The 120 second timeout was later added with bed1a5cc05a9880b91fc9ac8d8a959efe3b3d512 to address http://tracker.ceph.com/issues/16580 .
On systems with many osds, "ceph-disk trigger" during startup results in a large amount of contention for the /var/lock/ceph-disk flock, and can lead to some services tripping the 120 second timeout.
Given that the intention of the flock was to restrict concurrent invocations for a single device, it should be sufficient to use the device path for the flock. This will allow "ceph-disk trigger" events for different devices to run concurrently, greatly reducing the likelihood of service timeout.
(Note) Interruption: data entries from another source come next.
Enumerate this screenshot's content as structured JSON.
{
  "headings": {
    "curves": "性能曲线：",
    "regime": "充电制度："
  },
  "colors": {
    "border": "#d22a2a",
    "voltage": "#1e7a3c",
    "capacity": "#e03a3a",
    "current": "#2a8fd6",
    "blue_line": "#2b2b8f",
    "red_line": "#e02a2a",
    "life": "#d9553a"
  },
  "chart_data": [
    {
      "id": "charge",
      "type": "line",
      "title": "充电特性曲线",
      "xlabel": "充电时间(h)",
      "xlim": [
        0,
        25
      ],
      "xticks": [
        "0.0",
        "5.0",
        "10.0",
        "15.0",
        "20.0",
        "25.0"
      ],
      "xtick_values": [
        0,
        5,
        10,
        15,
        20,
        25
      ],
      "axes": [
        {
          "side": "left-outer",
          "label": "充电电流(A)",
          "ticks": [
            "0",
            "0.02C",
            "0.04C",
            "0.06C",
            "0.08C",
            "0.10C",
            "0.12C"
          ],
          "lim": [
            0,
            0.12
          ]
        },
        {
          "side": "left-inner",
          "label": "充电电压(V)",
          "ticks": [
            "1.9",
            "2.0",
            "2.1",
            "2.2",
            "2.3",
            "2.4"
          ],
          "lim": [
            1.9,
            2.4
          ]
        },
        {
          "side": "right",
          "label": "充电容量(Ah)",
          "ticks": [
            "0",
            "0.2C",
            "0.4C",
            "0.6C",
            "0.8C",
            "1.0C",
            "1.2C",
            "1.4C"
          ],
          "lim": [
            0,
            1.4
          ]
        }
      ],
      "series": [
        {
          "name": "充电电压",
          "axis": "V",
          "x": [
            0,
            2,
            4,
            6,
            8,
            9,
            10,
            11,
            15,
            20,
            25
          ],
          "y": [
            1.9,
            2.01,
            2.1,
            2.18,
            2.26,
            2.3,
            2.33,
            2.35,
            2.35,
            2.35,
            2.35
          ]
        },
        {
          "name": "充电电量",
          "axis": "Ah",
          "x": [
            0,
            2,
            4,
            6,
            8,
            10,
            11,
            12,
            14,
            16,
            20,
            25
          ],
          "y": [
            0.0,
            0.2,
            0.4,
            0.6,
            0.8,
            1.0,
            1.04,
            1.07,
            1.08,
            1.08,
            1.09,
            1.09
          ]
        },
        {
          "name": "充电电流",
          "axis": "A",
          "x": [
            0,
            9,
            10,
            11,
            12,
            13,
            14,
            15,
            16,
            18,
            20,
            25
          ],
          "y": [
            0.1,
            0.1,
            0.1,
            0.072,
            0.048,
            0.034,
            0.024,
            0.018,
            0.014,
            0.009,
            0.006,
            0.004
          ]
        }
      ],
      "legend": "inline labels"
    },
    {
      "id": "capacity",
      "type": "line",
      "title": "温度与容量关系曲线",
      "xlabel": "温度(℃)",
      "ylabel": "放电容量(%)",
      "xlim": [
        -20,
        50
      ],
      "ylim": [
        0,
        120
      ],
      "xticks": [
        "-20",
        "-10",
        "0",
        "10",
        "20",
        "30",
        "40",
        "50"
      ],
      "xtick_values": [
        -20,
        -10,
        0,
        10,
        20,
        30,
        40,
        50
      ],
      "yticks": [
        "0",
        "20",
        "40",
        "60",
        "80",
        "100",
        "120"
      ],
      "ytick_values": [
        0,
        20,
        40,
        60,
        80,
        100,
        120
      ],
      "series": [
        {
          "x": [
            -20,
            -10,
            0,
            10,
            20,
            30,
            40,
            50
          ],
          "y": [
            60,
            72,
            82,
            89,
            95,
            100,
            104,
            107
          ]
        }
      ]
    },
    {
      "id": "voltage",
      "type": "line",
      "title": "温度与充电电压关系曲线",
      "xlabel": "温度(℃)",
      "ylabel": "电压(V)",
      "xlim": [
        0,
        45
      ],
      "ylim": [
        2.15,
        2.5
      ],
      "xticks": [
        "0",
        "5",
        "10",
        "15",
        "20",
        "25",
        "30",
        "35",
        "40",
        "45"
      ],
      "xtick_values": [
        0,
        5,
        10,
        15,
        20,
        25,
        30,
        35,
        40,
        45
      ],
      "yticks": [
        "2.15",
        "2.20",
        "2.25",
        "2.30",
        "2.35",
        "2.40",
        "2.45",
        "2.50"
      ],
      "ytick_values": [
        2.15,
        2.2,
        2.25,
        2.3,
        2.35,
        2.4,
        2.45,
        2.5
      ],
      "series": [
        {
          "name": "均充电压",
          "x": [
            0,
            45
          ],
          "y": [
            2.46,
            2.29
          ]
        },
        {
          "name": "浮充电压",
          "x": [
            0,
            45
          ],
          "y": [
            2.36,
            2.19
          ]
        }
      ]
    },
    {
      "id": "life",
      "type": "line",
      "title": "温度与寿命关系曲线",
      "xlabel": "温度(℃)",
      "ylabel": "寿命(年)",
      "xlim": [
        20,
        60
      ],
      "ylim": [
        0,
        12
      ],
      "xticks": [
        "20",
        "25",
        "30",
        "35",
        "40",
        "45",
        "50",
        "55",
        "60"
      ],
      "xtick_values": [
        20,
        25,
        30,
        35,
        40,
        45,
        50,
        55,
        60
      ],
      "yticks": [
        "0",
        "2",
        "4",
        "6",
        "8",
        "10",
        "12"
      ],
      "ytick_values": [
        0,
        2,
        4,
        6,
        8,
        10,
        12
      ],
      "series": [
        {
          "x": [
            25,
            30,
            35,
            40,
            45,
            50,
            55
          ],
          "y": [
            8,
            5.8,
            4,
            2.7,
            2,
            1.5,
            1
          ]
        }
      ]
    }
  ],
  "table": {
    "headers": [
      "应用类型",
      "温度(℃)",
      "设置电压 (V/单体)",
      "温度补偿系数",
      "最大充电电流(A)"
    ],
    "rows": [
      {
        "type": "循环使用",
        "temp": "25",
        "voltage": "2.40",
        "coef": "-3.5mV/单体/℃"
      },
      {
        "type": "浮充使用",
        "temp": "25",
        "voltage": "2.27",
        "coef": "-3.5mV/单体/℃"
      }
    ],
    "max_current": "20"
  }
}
Updated by Loïc Dachary over 7 years ago
- Status changed from New to 7
- Priority changed from Normal to Urgent
- Backport set to jewel
Updated by Loïc Dachary over 7 years ago
- Status changed from 7 to Pending Backport
Updated by Loïc Dachary over 7 years ago
- Copied to Backport #18060: jewel: timeout during ceph-disk trigger due to /var/lock/ceph-disk flock contention added
Updated by Loïc Dachary about 7 years ago
Updated by Nathan Cutler about 7 years ago
- Status changed from Pending Backport to Resolved